As I was recovering on the ward the consultant came round and informed me that no endometriosis was found and that everything looked healthy and a referral had been made for me at a pain clinic. I know that this should make me happy and thankful that I don't have endometriosis but I feel that I am back to square one with no explanation for symptoms that see me struggling to cope every month.
Since it was suggested that endometriosis was the cause of my pain about 3 years ago I felt convinced that this matched all my symptoms and must the reason for the pain, now that that has been dismissed I feel a bit lost and almost as though people must think that I made it all up and there is nothing wrong with me.

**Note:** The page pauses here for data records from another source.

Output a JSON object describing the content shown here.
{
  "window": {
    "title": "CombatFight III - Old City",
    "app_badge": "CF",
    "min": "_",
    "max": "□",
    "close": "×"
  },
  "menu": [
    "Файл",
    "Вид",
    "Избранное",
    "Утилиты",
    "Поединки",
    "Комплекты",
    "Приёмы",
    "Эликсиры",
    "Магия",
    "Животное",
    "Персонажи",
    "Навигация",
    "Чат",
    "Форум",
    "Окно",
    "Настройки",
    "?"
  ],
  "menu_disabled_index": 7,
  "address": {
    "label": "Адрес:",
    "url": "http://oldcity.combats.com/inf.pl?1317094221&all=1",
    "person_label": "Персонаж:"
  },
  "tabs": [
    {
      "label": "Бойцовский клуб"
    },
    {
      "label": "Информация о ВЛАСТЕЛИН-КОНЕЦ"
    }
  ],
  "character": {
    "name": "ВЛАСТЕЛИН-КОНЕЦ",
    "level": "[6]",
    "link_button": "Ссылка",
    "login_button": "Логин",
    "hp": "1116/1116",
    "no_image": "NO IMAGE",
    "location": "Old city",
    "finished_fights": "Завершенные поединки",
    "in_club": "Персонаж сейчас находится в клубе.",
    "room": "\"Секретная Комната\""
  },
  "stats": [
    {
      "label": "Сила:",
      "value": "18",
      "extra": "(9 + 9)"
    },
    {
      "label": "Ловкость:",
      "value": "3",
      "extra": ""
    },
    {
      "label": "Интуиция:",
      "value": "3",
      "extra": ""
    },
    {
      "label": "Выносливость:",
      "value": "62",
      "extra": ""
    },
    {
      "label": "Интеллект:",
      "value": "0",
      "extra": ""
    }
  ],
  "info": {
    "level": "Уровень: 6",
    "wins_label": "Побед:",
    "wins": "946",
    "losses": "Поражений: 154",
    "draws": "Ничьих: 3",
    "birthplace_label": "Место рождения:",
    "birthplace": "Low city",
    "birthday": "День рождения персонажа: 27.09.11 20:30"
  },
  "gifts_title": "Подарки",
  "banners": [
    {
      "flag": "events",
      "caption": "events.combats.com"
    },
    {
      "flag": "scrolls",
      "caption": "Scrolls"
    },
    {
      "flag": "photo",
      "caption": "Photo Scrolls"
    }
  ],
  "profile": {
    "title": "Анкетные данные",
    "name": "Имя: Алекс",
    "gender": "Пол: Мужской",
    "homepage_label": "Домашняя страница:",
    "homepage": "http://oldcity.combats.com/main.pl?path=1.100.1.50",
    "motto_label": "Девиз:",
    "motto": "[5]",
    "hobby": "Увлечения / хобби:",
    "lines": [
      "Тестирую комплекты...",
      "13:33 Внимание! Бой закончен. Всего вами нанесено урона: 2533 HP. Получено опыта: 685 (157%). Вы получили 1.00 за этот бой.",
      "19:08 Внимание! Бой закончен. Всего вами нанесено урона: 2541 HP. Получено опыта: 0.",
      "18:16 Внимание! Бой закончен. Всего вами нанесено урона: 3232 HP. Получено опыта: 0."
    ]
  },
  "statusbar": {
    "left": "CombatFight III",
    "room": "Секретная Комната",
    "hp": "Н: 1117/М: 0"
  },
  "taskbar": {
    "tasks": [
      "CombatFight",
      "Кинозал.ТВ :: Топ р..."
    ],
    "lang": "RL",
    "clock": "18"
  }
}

I went to see my GP yesterday and she basically told me that I have had all the necessary tests and that it is probably the end of the road in term of trying to get a diagnosis! I feel really let down and as though I have been left to deal with my painful symptoms alone.
I am glad that I don't have endo and I am sure that there are lots of women who would love to be in my position, but I feel really low and apprehensive about the future because I know the pain will still be there.
I was just wondering if anyone else has experience of this, advice and help would be great!